American Scientist

In the time it will take to read this article, at least two people in the United States will experience a heart attack. Although some patients recover, all survivors from a heart attack, also known as myocardial infarction, are left with damaged heart tissue that will never heal. As the rate of cardiovascular disease diagnoses continues to rise, the threat of irreversible damage from a heart attack looms for an increasing number of people. But a group of scientists in Germany may have uncovered a possible key to healing damaged hearts, and it lies in the energy we get from our food.

Metabolism, a series of chemical reactions that occurs in every cell of the body, converts nutrients into energy that cells can use to perform a variety of biological functions. And like the food it processes, metabolism can come in many different flavors, which depend on the cell type, its stage of development, and its condition. The cells of a fetus that divide and expand to grow into a new heart use a type of metabolism called glycolysis, which involves the splitting of sugar molecules. But after birth, the cells responsible for the muscle contraction and general function of the heart, called cardiomyocytes, shift from glycolysis to a process called fatty acid oxidation, in which lipid molecules essentially are broken apart to release energy. Once this change in metabolism occurs, cardiomyocytes lose the ability to divide and generate new heart tissue, leaving no method for repair if that tissue is damaged.

There may be a way for cardiomyocytes to return to their youth, however. Thomas Braun and A. Xuejun Yuan of the Max Planck Institute for Heart and Lung Research, along with their colleagues, recently reported in the journal Nature that when fatty acid oxidation is blocked in the cardiomyocytes of adult mice, the cells revert to the glycolysis they used before birth. With this change in metabolism, cardiomyocytes also regained the ability to regenerate and grow new heart tissue.

To create this metabolic change in mice, Braun and Yuan’s team turned to genetics. They found that a gene called Cpt1b, which is associated with fatty acid oxidation, is increasingly active as cardiomyocytes mature and switch from glycolysis to fatty acid oxidation after birth. Following damage to mouse heart muscle, like that which occurs during a heart attack, the researchers deleted the Cpt1b gene from the cardiomyocytes, triggering a shift from fatty acid oxidation back to glycolysis. As a result, the mice showed signs of cardiac tissue regeneration and significant restoration of heart function, similar to what seen before the injury.

The group then investigated how this change in metabolism alters heart regeneration. “We really wanted to understand the underlying mechanism,” says Braun. “When you block fatty acid oxidation, why is it that the cardiomyocytes are now able to divide?” The answer was alpha-ketoglutarate, a member of a family of molecules known as keto acids that are important in metabolic processes. But alpha-ketoglutarate has a second job in the regulation and function of genes, including those that affect the ability of cardiomyocytes to mature and divide. These dual roles identify alpha-ketoglutarate as the link between cell metabolism and regeneration.

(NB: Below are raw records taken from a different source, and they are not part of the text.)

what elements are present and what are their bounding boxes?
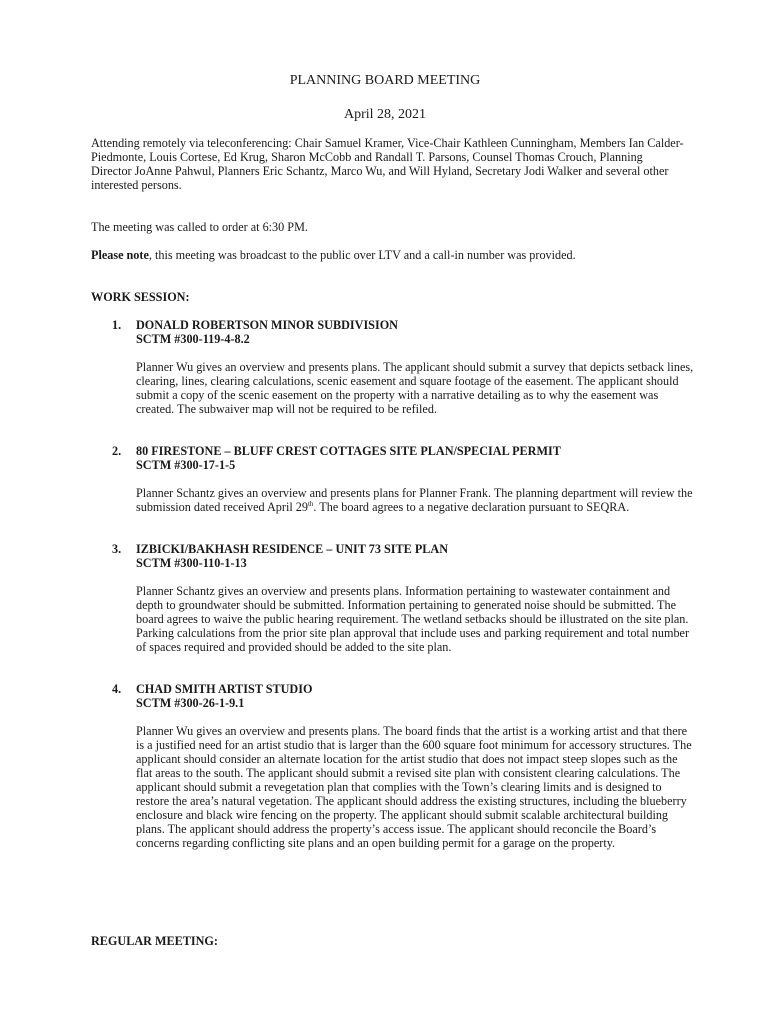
item-sctm: SCTM #300-26-1-9.1 xyxy=(136,696,245,710)
regular-meeting-heading: REGULAR MEETING: xyxy=(91,934,218,948)
item-name: DONALD ROBERTSON MINOR SUBDIVISION xyxy=(136,318,398,332)
item-sctm: SCTM #300-110-1-13 xyxy=(136,556,247,570)
ordinal-suffix: th xyxy=(307,499,314,508)
broadcast-note xyxy=(91,248,686,262)
item-body xyxy=(136,486,696,514)
item-body-part: Planner Schantz gives an overview and presents plans for Planner Frank. The planning department will review the submission dated received April 29 xyxy=(136,486,693,514)
item-number: 1. xyxy=(112,318,122,332)
item-sctm: SCTM #300-119-4-8.2 xyxy=(136,332,250,346)
item-body: Planner Wu gives an overview and presents plans. The board finds that the artist is a working artist and that there is a justified need for an artist studio that is larger than the 600 square foot minimum for accessory structures. The applicant should consider an alternate location for the artist studio that does not impact steep slopes such as the flat areas to the south. The applicant should submit a revised site plan with consistent clearing calculations. The applicant should submit a revegetation plan that complies with the Town’s clearing limits and is designed to restore the area’s natural vegetation. The applicant should address the existing structures, including the blueberry enclosure and black wire fencing on the property. The applicant should submit scalable architectural building plans. The applicant should address the property’s access issue. The applicant should reconcile the Board’s concerns regarding conflicting site plans and an open building permit for a garage on the property. xyxy=(136,724,692,850)
item-sctm: SCTM #300-17-1-5 xyxy=(136,458,236,472)
item-number: 4. xyxy=(112,682,122,696)
item-body: Planner Wu gives an overview and presents plans. The applicant should submit a survey that depicts setback lines, clearing, lines, clearing calculations, scenic easement and square footage of the easement. The applicant should submit a copy of the scenic easement on the property with a narrative detailing as to why the easement was created. The subwaiver map will not be required to be refiled. xyxy=(136,360,694,416)
meeting-date: April 28, 2021 xyxy=(343,107,427,122)
note-label: Please note xyxy=(91,248,149,262)
note-text: , this meeting was broadcast to the public over LTV and a call-in number was provided. xyxy=(148,248,576,262)
document-title: PLANNING BOARD MEETING xyxy=(289,73,481,88)
item-number: 3. xyxy=(112,542,122,556)
attendance-paragraph: Attending remotely via teleconferencing: Chair Samuel Kramer, Vice-Chair Kathleen Cunningham, Members Ian Calder-Piedmonte, Louis Cortese, Ed Krug, Sharon McCobb and Randall T. Parsons, Counsel Thomas Crouch, Planning Director JoAnne Pahwul, Planners Eric Schantz, Marco Wu, and Will Hyland, Secretary Jodi Walker and several other interested persons. xyxy=(91,136,684,192)
work-session-heading: WORK SESSION: xyxy=(91,290,190,304)
call-to-order: The meeting was called to order at 6:30 PM. xyxy=(91,220,308,234)
item-name: CHAD SMITH ARTIST STUDIO xyxy=(136,682,313,696)
item-number: 2. xyxy=(112,444,122,458)
item-body-part: . The board agrees to a negative declaration pursuant to SEQRA. xyxy=(313,500,630,514)
item-name: IZBICKI/BAKHASH RESIDENCE – UNIT 73 SITE PLAN xyxy=(136,542,448,556)
item-body: Planner Schantz gives an overview and presents plans. Information pertaining to wastewater containment and depth to groundwater should be submitted. Information pertaining to generated noise should be submitted. The board agrees to waive the public hearing requirement. The wetland setbacks should be illustrated on the site plan. Parking calculations from the prior site plan approval that include uses and parking requirement and total number of spaces required and provided should be added to the site plan. xyxy=(136,584,690,654)
item-name: 80 FIRESTONE – BLUFF CREST COTTAGES SITE PLAN/SPECIAL PERMIT xyxy=(136,444,561,458)
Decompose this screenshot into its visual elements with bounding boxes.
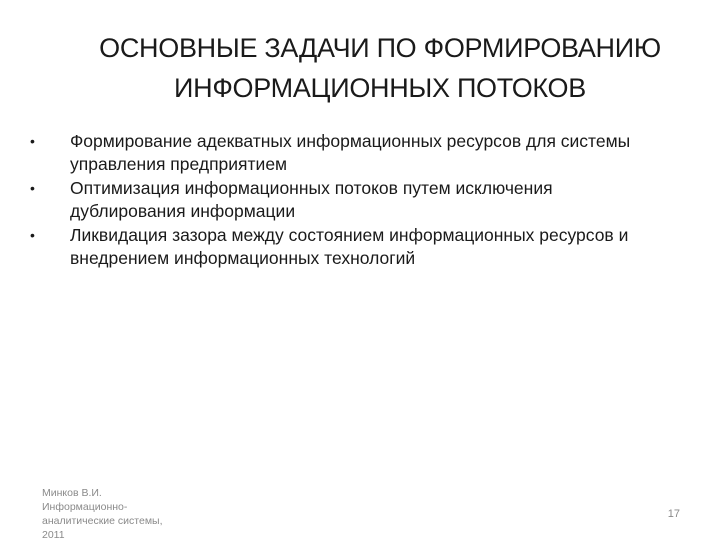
page-number: 17 (667, 508, 680, 520)
bullet-list (30, 130, 670, 271)
footer-author-info (42, 486, 182, 542)
bullet-text-3: Ликвидация зазора между состоянием информационных ресурсов и внедрением информационных технологий (70, 225, 629, 268)
bullet-item-2 (30, 177, 670, 223)
slide-title-line-1: ОСНОВНЫЕ ЗАДАЧИ ПО ФОРМИРОВАНИЮ (99, 33, 661, 63)
bullet-text-2: Оптимизация информационных потоков путем исключения дублирования информации (70, 178, 553, 221)
slide-title (40, 28, 720, 108)
bullet-text-1: Формирование адекватных информационных ресурсов для системы управления предприятием (70, 131, 631, 174)
bullet-item-3 (30, 224, 670, 270)
bullet-icon: • (30, 180, 35, 196)
bullet-icon: • (30, 227, 35, 243)
bullet-icon: • (30, 133, 35, 149)
slide-title-line-2: ИНФОРМАЦИОННЫХ ПОТОКОВ (174, 73, 586, 103)
footer-line-4: 2011 (42, 529, 65, 541)
bullet-item-1 (30, 130, 670, 176)
footer-line-1: Минков В.И. (42, 487, 102, 499)
footer-line-3: аналитические системы, (42, 515, 163, 527)
footer-line-2: Информационно- (42, 501, 128, 513)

Although this study showed a promising treatment for mice, it’s a long way from a pharmaceutical option for human treatment. Drugs that inhibit Cpt1b exist, but similar enzymes, Cpt1a and Cpt1c, are also affected by these medications. As Braun recounts, “We tried that [and saw] a lot of liver damage. We couldn’t even do any regeneration experiments because the mice died rather quickly. So the challenge is to develop inhibitors that only inhibit Cpt1b.”

But new drugs are being discovered at an ever-increasing speed, so it may not be long until hypothetical Cpt1b-specific inhibitors become a reality for patients recovering from heart attacks. Further, Cpt1b has limited expression in other tissues, which leads Braun to believe that these potential drugs could be effective without harmful side effects. “This,” says Braun, “gives me a bit of optimism and hope.”